People with HIV run nearly a 20 times higher risk of anal cancer than people in the general population, noted researchers from the Icahn School of Medicine at Mount Sinai, who conducted this study. Several professional groups, including the HIV Medicine Association (HIVMA) and the British HIV Association (BHIVA), recommend that people with HIV have anal cancer screening starting with anal cytology or high-resolution anoscopy (HRA)-guided biopsy and treatment of high-grade intraepithelial lesions (HSIL). Untreated HSIL, the Mount Sinai team warned, can progress to invasive anal cancer. HSIL recurrence after treatment in more than 50% of cases makes ongoing surveillance necessary.
This analysis involved 3646 people with at least one HRA in the Mount Sinai system in 2009-2019. More than 10% of this group, 387 people, had biopsy-proven HSIL. The investigators set out to assess adherence to any HRA surveillance, surveillance within 18 months of initial HSIL diagnosis, lesion ablation within 6 months of HSIL diagnosis, and surveillance after ablation.

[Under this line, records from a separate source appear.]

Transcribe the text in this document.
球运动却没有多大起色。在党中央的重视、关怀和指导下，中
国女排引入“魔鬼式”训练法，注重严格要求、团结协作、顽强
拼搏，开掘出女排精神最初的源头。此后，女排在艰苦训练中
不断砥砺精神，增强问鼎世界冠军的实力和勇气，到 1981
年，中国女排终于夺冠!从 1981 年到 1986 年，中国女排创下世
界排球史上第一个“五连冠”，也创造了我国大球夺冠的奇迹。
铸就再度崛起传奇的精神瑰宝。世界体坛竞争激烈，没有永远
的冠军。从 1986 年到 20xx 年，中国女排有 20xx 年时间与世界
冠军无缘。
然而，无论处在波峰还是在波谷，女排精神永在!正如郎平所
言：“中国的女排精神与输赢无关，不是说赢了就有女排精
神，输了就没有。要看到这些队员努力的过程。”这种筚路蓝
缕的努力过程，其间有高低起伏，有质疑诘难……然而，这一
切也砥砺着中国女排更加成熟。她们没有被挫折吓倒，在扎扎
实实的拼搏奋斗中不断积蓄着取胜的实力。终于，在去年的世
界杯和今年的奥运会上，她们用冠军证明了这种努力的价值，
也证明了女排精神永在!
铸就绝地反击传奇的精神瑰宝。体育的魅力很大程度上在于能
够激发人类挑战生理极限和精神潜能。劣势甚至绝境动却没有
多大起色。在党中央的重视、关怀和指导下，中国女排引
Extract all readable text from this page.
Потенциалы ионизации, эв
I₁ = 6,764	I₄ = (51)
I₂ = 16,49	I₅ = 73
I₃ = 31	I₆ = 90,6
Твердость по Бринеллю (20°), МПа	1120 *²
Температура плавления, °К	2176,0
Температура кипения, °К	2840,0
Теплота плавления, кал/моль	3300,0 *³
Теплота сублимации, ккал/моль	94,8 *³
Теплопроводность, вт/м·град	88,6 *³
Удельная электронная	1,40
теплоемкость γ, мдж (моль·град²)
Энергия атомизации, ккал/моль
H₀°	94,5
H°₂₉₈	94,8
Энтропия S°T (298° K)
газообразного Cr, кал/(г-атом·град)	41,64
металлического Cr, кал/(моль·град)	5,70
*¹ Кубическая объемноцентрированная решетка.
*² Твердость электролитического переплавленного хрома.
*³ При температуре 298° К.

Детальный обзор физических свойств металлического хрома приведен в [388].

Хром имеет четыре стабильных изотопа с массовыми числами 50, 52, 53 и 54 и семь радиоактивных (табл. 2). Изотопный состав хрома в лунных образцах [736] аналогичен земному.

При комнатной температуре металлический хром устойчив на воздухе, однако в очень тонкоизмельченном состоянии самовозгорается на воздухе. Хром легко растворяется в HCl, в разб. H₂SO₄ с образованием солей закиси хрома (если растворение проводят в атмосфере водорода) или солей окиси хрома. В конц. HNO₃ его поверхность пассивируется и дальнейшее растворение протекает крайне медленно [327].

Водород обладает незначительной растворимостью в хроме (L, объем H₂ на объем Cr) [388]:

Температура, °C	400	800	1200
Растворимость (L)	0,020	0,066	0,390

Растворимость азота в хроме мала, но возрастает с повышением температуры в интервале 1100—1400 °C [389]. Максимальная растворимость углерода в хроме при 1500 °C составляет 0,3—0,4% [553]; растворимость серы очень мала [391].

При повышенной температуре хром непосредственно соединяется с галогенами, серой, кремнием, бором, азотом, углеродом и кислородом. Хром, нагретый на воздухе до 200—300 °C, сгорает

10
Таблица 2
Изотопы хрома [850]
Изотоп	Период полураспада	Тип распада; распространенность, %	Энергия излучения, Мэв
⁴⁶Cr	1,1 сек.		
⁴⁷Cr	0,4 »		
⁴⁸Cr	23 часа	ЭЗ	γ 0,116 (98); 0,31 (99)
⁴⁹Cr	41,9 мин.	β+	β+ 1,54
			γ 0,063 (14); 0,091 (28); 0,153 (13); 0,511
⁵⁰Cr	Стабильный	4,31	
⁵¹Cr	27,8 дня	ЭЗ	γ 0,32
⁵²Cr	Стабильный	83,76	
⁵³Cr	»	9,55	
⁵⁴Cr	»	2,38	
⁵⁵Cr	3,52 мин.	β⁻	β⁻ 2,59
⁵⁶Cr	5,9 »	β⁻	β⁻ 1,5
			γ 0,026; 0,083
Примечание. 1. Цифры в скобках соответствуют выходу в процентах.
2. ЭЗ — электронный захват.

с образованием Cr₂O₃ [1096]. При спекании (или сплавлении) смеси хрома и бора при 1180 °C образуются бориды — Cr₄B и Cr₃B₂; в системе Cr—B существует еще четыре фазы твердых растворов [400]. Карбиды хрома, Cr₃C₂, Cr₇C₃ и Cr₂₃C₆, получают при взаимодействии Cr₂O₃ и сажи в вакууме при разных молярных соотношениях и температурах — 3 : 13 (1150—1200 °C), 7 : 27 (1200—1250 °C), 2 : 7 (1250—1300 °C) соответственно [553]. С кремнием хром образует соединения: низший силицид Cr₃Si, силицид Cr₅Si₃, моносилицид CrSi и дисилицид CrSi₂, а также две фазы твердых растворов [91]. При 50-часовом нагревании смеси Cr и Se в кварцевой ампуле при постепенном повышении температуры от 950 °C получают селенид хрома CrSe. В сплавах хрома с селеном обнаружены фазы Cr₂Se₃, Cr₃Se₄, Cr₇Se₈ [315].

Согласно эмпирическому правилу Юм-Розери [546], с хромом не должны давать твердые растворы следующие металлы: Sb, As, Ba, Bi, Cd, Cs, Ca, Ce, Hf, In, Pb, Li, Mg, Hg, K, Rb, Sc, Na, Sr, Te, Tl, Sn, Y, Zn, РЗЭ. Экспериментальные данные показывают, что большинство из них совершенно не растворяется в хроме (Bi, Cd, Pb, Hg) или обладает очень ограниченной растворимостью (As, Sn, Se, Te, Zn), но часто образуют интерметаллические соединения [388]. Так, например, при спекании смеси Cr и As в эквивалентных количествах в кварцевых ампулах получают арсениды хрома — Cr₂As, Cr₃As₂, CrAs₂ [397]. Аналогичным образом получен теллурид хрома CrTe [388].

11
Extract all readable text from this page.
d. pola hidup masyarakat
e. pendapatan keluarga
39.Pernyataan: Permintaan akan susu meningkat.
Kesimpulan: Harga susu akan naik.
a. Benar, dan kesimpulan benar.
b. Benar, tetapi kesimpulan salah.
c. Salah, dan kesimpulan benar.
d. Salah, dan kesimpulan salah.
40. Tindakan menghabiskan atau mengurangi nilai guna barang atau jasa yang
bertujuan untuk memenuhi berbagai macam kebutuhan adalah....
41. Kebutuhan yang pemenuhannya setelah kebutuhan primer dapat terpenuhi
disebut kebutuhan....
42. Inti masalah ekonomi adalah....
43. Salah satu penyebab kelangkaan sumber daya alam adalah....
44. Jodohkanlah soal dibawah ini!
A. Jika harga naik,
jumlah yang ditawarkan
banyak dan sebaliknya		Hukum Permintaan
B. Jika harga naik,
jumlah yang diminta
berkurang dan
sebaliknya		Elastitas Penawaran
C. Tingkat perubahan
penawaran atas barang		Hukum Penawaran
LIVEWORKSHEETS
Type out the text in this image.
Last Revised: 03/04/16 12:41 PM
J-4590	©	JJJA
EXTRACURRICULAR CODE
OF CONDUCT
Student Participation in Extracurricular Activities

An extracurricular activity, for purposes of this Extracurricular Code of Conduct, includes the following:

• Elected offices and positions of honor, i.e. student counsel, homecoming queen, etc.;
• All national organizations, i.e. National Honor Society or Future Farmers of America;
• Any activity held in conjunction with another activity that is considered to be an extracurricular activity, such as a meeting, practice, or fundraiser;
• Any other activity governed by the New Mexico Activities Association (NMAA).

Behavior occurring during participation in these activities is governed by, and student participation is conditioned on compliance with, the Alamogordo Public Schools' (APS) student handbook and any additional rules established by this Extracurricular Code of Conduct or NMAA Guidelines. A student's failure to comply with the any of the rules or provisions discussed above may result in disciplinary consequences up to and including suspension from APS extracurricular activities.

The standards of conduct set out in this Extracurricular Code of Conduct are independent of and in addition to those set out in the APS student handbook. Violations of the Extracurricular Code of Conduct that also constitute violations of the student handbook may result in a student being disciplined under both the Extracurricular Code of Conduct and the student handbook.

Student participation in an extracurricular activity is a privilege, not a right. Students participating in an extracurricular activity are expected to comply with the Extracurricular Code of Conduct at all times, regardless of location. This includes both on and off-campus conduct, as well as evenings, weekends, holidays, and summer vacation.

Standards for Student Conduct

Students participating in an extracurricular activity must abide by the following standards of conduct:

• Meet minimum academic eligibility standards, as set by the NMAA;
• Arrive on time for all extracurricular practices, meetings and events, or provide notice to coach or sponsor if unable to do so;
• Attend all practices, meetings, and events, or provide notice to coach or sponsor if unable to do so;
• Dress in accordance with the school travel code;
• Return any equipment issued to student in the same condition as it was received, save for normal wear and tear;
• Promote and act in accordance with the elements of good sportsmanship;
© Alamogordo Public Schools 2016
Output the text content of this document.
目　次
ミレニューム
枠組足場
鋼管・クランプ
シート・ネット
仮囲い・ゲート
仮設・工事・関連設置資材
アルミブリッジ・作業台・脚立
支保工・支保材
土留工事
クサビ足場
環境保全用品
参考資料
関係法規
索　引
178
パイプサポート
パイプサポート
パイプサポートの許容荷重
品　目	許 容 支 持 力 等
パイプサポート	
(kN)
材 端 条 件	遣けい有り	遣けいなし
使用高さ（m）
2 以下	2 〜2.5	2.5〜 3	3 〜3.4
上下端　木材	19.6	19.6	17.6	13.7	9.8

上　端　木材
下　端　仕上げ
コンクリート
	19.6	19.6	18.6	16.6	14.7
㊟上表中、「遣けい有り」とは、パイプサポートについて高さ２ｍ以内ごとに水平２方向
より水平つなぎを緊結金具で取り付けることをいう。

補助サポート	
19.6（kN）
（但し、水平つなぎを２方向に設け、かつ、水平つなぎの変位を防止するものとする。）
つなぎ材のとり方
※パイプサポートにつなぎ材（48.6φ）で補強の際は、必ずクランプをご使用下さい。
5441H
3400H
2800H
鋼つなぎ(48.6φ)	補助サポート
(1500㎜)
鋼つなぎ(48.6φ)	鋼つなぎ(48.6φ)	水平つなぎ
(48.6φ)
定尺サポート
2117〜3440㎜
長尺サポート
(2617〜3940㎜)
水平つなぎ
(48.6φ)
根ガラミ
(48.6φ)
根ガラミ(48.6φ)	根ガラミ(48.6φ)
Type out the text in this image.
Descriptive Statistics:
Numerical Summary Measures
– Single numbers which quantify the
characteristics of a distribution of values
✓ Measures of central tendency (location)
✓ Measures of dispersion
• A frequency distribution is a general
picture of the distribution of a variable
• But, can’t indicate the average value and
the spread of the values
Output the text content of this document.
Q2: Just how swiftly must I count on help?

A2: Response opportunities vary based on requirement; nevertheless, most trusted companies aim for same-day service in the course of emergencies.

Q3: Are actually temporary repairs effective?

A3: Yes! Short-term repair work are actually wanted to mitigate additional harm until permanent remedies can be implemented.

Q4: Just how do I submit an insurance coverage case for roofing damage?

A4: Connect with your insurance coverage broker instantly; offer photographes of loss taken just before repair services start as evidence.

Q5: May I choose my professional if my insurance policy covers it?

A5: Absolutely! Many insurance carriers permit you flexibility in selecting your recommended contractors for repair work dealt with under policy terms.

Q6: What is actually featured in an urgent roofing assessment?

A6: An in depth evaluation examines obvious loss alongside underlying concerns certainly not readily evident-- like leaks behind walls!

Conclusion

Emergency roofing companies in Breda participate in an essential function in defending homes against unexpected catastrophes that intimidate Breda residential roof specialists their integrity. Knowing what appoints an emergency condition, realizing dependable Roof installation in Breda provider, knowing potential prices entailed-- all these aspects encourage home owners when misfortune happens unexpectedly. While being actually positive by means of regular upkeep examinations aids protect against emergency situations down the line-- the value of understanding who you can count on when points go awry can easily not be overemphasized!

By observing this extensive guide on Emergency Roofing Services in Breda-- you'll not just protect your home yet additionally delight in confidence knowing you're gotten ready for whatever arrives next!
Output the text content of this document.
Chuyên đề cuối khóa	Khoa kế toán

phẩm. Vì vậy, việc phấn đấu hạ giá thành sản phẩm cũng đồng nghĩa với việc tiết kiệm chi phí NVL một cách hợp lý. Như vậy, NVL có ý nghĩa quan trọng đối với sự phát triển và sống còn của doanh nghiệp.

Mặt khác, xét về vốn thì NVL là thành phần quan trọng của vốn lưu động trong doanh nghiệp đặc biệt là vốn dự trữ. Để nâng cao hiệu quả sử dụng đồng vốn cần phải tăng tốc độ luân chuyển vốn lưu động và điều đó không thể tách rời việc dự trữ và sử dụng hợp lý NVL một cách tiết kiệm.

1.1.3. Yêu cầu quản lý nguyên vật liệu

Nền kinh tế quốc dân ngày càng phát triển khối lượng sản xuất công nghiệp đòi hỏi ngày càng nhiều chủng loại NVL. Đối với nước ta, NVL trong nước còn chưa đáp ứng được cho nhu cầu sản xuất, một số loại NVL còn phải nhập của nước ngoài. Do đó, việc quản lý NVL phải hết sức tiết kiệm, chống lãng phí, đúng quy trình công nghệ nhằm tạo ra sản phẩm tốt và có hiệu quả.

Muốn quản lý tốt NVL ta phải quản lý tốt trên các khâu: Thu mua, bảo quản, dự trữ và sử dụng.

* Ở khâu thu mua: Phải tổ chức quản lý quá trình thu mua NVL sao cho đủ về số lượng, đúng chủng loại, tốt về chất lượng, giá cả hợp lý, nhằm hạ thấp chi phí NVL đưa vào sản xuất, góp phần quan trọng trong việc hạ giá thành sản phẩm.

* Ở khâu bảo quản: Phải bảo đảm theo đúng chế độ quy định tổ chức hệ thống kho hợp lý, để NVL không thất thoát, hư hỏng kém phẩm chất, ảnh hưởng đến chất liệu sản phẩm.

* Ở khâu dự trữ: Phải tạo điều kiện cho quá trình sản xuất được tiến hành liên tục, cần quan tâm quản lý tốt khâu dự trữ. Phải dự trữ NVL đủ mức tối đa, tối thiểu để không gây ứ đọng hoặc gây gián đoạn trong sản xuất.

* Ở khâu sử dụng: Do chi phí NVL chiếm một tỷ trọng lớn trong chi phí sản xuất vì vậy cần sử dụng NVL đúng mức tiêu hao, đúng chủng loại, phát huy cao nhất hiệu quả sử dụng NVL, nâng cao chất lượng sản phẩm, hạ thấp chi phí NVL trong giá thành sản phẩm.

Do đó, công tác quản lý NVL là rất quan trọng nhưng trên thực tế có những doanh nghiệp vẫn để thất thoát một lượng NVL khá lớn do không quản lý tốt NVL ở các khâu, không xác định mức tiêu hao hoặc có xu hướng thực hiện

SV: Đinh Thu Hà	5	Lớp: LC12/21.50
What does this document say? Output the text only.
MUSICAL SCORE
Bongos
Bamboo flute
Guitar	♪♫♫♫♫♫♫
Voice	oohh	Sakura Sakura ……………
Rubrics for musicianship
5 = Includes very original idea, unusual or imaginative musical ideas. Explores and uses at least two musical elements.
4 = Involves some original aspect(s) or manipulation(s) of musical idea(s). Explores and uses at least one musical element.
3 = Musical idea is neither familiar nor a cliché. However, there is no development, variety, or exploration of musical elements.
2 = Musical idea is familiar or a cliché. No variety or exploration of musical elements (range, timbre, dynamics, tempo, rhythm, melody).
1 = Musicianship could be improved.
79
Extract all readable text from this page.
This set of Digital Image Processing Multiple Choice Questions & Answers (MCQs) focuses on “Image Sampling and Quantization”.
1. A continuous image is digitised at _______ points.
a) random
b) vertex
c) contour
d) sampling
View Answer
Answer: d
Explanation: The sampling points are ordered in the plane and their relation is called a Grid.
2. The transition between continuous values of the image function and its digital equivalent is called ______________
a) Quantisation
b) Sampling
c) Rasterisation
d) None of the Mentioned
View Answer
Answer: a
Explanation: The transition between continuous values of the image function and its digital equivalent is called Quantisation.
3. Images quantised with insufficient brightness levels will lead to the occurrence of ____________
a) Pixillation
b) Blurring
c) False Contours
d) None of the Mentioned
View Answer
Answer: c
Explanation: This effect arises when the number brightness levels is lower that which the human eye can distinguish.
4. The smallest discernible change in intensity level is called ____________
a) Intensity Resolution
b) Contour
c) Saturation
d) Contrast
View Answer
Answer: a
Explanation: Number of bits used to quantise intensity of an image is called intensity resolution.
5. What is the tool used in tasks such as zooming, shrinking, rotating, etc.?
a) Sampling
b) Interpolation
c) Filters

Among 3646 people who had anal cancer anoscopy, 387 (11%) got diagnosed with HSIL. Among people with HSIL and gender status recorded for this study, 346 were male and 40 female. Of the 387 people with HSIL, only 202 underwent ablation within 6 months to yield a treatment adherence rate of 52%.
Among the 387 people with HSIL, 193 (50%) had any follow-up surveillance and only 67 (17%) had surveillance within 18 months. Among the 202 people who underwent ablation, 193 (95%) had any surveillance and 62 (31%) had surveillance within 18 months.
In the 387-person HSIL group, only one variable assessed--Hispanic ethnicity--predicted any follow-up surveillance (59% among Hispanics, 49% among whites, and 43% among blacks, P = 0.02). Variables that did not predict any surveillance were sex, age, heterosexual versus same-sex status, HIV status, or time to follow-up (median 31.7 months). No variable predicted surveillance within 18 months.
The low rates of adherence to treatment and surveillance at a New York medical center known for its work in anal cancer led the investigators to call for research into adherence barriers and facilitators.
1. Silvera R, Gaisa M, Liu Y, et al. Low adherence to treatment and surveillance of HPV-related anal cancer. Conference on Retroviruses and Opportunistic Infections (CROI). March 8-11, 2020. Boston. Abstract 621.